The Illinois defense has 8 starters back, but that’s a double-edged sword with a team that ranked 104th in scoring defense (35 ppg) and 116th against the run (239 ypg; 5.6 ypc). The team couldn’t generate much pressure (only 15 sacks) and didn’t force enough turnovers (just 3 ints.; 11 total takeaways all season). The defensive line showed some improvement in the spring, especially in the pass rush. Five of the top six tacklers are back, led by sr. LB Earnest Thomas III, who ranked second with 101 stops in 2013. Although Brown is gone, the next 6 tacklers return for d.c. Tim Banks’ stop unit. The only way that Illinois will change its 1-15 conference mark is if Banks can find a way to shave a couple of TDs off of the 41 ppg allowed vs. Big Ten foes in 2013.

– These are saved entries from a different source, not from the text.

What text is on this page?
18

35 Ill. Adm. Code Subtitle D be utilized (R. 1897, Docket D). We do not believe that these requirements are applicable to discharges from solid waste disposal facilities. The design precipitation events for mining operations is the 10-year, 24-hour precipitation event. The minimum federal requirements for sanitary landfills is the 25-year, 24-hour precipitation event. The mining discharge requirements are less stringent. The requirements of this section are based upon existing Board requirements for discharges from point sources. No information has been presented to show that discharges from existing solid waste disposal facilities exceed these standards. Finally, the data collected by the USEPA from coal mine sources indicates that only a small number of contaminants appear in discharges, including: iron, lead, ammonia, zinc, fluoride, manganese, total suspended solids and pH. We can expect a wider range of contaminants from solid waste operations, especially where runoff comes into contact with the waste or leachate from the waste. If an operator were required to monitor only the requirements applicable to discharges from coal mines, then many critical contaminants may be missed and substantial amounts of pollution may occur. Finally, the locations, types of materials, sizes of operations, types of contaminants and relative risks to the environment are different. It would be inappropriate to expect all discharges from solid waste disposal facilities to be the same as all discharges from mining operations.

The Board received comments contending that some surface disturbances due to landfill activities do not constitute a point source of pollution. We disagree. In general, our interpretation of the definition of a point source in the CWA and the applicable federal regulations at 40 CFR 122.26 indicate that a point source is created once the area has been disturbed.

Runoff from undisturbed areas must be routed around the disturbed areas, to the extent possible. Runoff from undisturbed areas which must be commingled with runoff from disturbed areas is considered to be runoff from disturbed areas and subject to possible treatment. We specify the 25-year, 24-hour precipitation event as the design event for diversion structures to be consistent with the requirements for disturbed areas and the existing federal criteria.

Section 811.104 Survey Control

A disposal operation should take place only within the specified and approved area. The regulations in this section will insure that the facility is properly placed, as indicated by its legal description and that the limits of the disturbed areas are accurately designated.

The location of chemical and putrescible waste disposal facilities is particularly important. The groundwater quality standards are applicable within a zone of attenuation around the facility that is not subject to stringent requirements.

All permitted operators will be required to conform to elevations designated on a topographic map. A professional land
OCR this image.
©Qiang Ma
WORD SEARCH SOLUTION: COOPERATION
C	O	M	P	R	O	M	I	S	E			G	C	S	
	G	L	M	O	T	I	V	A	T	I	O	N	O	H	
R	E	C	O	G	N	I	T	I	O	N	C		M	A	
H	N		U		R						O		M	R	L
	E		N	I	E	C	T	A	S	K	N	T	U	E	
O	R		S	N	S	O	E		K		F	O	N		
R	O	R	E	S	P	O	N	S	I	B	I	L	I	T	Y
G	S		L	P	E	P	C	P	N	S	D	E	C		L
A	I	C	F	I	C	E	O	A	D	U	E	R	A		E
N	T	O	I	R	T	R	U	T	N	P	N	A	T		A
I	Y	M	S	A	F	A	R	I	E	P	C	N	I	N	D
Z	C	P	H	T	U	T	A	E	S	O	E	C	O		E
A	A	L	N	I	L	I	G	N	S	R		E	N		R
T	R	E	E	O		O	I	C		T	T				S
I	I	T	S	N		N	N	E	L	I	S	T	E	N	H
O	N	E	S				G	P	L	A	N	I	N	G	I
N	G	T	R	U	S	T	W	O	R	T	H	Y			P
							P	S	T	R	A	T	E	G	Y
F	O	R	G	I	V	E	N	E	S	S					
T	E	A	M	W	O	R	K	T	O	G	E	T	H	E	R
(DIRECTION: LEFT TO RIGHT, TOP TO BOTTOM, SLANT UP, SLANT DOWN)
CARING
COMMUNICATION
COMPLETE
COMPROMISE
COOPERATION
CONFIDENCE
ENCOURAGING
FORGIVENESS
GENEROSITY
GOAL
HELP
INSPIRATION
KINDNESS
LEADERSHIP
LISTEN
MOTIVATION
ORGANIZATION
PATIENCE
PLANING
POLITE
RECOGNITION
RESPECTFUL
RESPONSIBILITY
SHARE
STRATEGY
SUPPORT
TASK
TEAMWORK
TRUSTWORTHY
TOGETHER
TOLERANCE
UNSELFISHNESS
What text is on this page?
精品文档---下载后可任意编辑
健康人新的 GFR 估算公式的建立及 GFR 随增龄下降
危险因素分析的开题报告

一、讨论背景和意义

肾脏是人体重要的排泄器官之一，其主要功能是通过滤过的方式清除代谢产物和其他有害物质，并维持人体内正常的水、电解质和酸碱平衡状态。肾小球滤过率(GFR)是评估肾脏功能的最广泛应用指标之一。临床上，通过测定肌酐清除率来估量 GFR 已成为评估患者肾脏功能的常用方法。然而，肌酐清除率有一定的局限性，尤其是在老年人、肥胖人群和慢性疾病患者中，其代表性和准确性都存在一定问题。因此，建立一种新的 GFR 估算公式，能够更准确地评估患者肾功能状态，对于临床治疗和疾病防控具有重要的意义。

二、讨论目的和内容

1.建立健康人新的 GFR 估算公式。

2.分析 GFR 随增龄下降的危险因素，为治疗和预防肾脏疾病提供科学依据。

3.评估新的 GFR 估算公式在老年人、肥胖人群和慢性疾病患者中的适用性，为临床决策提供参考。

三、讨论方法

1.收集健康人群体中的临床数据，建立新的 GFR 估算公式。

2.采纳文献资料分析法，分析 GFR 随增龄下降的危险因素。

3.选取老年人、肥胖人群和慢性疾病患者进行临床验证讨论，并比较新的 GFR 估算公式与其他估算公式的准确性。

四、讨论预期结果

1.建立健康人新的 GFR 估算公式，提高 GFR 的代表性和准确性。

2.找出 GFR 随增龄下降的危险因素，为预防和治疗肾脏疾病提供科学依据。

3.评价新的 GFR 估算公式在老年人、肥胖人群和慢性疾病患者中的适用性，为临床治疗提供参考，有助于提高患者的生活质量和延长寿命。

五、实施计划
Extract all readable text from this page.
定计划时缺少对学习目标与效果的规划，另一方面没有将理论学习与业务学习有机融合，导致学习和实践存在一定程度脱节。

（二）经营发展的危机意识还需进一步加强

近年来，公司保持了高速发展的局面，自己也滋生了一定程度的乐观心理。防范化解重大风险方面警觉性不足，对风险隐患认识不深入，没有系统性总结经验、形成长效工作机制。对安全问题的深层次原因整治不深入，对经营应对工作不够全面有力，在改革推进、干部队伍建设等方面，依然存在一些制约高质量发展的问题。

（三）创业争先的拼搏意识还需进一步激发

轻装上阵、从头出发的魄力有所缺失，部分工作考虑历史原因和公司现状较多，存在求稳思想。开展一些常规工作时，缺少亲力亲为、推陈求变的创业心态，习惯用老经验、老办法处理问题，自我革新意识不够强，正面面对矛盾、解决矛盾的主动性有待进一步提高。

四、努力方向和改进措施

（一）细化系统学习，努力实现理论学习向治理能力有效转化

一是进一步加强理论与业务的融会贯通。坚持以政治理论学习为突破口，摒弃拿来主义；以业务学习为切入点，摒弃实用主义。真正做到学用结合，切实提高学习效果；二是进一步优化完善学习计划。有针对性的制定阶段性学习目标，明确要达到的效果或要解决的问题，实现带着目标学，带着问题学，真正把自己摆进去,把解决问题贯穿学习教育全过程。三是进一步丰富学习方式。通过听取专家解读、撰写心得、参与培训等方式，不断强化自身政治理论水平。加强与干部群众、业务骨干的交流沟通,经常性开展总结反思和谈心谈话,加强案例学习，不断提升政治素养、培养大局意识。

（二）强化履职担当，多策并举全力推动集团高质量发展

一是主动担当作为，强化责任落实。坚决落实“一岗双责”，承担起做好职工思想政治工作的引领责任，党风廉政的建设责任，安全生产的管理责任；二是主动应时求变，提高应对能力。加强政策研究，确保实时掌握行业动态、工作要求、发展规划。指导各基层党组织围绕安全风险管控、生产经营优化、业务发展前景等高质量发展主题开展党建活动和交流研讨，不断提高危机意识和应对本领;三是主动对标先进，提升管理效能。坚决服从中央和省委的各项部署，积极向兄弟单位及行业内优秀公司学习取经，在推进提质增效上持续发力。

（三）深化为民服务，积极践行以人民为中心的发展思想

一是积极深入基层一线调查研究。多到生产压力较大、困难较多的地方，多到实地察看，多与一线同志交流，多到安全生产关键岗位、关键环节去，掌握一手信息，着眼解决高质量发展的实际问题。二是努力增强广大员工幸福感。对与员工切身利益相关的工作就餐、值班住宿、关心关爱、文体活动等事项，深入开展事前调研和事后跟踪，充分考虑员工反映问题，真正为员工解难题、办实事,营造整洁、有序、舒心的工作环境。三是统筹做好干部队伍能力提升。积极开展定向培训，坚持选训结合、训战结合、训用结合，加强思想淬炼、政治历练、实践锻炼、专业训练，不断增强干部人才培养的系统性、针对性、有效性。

Lunt played in 6 games at Oklahoma St., completing 62% of his passes for 1108 yds., and threw for 6 TDs as a true freshmanin 2012. However, he also threw 7 ints., which in part explains why Cowboy HC Mike Gundy went in a different direction. Lunt is no sure thing, O’Toole is a career backup, and Bailey is inexperienced...none is Scheelhaase. The defense could cut 7 ppg off its allowance and it might might not make a difference this season. The Illini have made some inroads in recruiting, but the question is whether those younger players can emerge and support the framework that remains in time to save Beckman’s job.